Comments: The near-shore reefs are the place to be with plenty of black sea bass around. Black sea bass have a daily bag limit of seven per person with a 13-inch minimum size limit. As of mid-week there appeared to be more throwbacks than keepers on spots like Paradise Reef and Jim Caudle Reef, so head to deeper water to find bigger fish. The reefs are also holding weakfish, tautog and flounder, with sheepshead likely to make a showing soon. Action is slow on Grand Strand piers with a few whiting, croaker, perch and black drum caught. Most of the black drum caught off the piers have been in the 10-inch range, below the 14- to 27-inch slot limit for the species, but catching a keeper is not out of the question. Ocean water temperature Wednesday at the Cherry Grove Pier was 54 degrees Wednesday.
Look For: Wahoo, blackfin tuna, dolphin, grouper, vermilion snapper, black sea bass, porgy, triggerfish, grunts, amberjack.
Comments: Sea conditions have not been conducive for offshore fishing in general the last few weeks. But if the opportunity arises, trolling action should be good for wahoo in areas such as the Winyah Scarp, Black Jack Hole and MacMarlen Ledge. All anglers have another week to harvest grouper before the annual Shallow-water Grouper Spawning Season Closure goes into effect Jan. 1, and continuing through April 30. The closure means no recreational and commercial harvest or possession of gag, black grouper, red grouper, scamp, red hind, rock hind, coney, graysby, yellowfin grouper, and yellowmouth grouper is allowed for the four-month period. Plenty of other reef species are available on bottom fishing trips though, including black sea bass, vermilion snapper, porgy, triggerfish, grunts and amberjack, but red snapper are off-limits in the South Atlantic region and must be released.

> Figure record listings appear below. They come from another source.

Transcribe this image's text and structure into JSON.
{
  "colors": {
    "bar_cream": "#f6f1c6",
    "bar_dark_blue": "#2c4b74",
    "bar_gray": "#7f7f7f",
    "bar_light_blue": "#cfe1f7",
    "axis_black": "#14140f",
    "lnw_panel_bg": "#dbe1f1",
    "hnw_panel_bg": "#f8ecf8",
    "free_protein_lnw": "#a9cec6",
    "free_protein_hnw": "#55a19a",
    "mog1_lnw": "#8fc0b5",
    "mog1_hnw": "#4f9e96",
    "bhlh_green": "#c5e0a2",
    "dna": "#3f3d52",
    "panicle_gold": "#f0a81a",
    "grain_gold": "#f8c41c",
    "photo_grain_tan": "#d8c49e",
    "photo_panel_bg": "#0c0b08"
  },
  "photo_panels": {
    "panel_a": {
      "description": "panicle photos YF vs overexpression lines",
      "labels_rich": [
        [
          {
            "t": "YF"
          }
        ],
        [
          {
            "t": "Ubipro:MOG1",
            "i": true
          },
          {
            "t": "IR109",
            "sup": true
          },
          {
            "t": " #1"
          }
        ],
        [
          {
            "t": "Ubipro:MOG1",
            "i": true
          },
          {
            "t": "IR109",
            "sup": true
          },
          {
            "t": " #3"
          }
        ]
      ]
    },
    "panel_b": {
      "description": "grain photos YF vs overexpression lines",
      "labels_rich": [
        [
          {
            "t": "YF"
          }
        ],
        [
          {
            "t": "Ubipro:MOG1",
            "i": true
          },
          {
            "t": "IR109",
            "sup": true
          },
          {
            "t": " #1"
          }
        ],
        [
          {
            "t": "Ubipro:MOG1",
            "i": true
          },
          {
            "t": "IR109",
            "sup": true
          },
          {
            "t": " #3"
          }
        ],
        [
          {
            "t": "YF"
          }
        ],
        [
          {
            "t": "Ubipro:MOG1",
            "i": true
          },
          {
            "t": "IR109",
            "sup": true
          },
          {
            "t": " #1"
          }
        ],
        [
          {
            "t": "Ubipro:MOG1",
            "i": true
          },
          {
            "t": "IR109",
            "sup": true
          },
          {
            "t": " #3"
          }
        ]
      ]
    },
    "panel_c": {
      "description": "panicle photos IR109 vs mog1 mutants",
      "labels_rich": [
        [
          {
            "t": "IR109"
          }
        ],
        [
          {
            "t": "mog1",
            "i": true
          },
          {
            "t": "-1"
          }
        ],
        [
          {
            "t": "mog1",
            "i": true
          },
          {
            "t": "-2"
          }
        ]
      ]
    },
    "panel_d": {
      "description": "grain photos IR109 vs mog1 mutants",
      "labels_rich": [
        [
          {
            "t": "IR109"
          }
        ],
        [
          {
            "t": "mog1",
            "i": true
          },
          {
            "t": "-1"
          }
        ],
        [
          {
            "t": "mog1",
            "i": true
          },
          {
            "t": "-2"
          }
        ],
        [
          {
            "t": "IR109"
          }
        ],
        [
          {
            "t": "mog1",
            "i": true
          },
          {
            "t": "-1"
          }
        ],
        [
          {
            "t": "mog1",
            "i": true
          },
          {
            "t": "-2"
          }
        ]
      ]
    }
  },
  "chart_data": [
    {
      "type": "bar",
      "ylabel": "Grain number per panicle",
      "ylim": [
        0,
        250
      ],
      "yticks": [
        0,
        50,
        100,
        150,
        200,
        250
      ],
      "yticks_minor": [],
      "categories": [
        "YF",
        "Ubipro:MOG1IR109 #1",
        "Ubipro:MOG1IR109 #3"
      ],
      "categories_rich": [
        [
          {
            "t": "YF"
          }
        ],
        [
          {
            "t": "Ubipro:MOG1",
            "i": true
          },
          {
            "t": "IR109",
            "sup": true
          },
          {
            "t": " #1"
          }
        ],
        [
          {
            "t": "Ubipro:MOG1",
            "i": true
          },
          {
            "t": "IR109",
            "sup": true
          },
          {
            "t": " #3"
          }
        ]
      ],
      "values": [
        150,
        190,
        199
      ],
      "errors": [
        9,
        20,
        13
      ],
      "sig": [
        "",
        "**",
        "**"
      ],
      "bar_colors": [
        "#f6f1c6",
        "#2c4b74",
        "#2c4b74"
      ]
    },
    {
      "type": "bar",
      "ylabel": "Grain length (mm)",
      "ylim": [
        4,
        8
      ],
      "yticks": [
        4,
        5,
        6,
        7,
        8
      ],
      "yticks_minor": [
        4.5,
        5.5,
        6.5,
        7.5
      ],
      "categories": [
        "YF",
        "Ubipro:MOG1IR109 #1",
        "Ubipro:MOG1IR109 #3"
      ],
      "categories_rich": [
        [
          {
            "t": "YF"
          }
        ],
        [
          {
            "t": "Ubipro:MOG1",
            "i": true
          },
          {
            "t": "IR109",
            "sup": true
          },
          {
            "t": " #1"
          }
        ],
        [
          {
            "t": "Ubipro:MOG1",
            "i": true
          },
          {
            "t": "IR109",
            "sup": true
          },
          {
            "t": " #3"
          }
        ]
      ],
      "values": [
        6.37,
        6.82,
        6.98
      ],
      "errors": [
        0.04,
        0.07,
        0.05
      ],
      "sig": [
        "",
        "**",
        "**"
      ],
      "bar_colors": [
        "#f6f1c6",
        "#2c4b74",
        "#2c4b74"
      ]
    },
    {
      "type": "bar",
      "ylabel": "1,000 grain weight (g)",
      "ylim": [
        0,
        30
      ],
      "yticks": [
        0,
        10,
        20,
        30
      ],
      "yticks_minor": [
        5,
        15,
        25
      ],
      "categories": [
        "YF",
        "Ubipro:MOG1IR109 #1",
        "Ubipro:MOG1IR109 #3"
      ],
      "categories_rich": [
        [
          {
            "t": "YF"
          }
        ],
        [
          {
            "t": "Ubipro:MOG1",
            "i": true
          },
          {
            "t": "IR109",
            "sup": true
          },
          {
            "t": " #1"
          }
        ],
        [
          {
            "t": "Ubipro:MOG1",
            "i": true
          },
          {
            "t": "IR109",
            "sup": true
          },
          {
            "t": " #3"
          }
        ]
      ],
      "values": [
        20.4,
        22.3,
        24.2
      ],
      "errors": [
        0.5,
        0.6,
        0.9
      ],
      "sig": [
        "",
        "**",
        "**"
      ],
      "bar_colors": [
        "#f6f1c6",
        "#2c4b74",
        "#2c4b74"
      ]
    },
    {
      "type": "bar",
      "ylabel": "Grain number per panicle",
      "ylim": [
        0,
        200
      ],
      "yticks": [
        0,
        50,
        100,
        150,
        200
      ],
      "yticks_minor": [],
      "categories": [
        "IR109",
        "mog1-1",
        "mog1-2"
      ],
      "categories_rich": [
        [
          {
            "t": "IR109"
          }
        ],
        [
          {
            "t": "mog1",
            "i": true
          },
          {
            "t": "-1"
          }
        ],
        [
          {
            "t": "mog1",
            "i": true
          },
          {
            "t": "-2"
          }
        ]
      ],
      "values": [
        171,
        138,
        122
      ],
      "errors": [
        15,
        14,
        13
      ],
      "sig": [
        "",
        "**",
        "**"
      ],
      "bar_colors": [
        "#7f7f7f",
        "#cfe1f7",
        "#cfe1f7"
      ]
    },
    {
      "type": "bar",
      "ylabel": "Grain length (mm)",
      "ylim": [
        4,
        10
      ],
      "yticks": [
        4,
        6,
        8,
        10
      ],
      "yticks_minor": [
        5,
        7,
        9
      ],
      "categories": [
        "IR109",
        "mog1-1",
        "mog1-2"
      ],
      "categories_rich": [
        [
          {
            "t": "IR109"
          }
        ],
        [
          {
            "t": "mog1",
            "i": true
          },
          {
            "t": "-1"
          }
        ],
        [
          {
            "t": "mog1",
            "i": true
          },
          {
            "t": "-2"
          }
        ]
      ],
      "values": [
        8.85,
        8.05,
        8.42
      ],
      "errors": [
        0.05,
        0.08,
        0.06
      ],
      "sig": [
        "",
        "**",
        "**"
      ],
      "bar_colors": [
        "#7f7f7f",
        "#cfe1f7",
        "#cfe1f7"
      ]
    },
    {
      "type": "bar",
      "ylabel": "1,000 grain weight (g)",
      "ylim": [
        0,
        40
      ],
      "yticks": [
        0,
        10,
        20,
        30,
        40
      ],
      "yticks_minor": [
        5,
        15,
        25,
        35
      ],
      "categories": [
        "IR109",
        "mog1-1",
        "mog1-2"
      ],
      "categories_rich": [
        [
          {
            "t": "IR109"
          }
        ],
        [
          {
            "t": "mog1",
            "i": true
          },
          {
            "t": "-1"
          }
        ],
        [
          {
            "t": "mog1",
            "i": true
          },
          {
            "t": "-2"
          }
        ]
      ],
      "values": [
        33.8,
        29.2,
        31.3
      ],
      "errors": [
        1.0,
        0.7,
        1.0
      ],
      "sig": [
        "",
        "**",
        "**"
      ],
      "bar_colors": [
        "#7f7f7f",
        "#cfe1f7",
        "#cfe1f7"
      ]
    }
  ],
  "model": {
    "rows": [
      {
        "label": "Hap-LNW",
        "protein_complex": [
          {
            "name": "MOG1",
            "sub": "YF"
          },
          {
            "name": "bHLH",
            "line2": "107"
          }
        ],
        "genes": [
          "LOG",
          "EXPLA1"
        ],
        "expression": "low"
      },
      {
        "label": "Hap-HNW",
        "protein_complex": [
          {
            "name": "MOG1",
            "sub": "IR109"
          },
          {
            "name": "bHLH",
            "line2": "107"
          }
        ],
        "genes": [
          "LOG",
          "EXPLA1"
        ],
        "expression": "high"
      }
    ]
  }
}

Look For: Bream, crappie, bass, catfish.
Comments: Despite a cold start to the week, Ronald ‘Catfish’ Stalvey of Stalvey’s Bait and Tackle in Conway reports good action for bream, crappie, catfish and bass. “The bass fishing has been phenomenal,” said Stalvey. “They’ve been smoking them on the Waccamaw and on the North Santee fishing’s still great.” Stalvey said plastic worms fished on the bottom, shad rap crank baits and jerk baits have worked for bass. Bream and morgans are taking worms fished on the bottom on a two-hook rig. “Some are still shallow in 5-6 feet but most are in the 8-12 foot range,” said Stalvey. Crappie action has been very good around structure with fish hitting minnows or jigs. Cut eel is producing good catches of catfish.